Recent reports make the picture clearer. They show:

  • how big this automated traffic really is, and
  • where defenders should pay the most attention, especially around account takeovers and logins that happen through APIs.

Metric (global, 2023) Why it matters for login defense Reported value
Share of all internet traffic generated by bots Automation is a baseline condition, not an exception 49.6%
Share of all internet traffic attributed to “bad bots” A large fraction of automation is hostile by intent 32%
Share of traffic attributed to human users The “normal” you protect is closer to half than most assume 50.4%
Share of login attempts associated with account takeover ILogin endpoints carry a meaningful slice of high-risk attempts 11%
Share of account takeover attacks targeting API endpoints Defenses must cover API login routes, not just web forms 44%

 

These figures push toward an important operational takeaway: if you treat every suspicious login as an isolated event, you will always feel behind. The volume alone guarantees alert fatigue. Instead, detection needs to be about grouping: spotting repeated structure across attempts that appear unrelated on the surface. And that’s what makes proxy-aware telemetry even more valuable. When you can reliably normalize and enrich request data at the edge, you can build stronger clusters (for example, attempts that share timing patterns, client fingerprints, and retry logic) even when the network origin constantly shifts.

 

Using proxy signals without locking out real users

Effective counter-measures tend to be quiet. They do not “win” by blocking everything that looks odd. They win by making automation expensive while keeping real sign-ins smooth. That requires two things: good measurement of how much of your login stream is automated, and careful use of network signals so you do not punish shared or traveling users.
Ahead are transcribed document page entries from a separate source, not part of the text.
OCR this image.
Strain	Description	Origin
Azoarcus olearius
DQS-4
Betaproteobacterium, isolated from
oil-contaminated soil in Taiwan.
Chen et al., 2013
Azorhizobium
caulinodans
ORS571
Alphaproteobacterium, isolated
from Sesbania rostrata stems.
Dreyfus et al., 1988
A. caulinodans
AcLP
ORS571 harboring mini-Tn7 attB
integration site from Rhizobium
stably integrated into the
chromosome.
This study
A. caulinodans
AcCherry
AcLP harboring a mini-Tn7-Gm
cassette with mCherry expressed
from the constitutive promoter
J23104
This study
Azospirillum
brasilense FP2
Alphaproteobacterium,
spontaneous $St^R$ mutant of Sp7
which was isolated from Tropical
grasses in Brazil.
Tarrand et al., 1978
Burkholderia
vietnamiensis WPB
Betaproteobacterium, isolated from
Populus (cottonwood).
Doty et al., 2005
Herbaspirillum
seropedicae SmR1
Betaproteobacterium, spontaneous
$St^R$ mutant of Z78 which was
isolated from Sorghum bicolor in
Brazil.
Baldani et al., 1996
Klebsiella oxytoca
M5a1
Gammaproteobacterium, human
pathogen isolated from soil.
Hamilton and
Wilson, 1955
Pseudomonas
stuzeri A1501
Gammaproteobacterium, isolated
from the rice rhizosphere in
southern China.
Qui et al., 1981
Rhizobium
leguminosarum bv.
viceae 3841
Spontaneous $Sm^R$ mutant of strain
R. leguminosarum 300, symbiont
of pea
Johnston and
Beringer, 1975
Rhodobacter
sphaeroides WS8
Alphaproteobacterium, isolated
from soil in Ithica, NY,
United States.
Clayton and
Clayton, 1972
A useful reference point comes from a large application security dataset: “31.2% of all application traffic processed by Cloudflare is bot traffic.” It is also worth grounding this in breach of reality. In a 2024 DBIR analysis, the use of stolen credentials is described as “the number one initial action type in breaches,” present in 24% of breaches “this year” and 31% over the past 10 years. That is the backdrop for credential stuffing: defenders are not just fighting a noisy endpoint, they are operating in an environment where compromised logins are still a primary path into systems.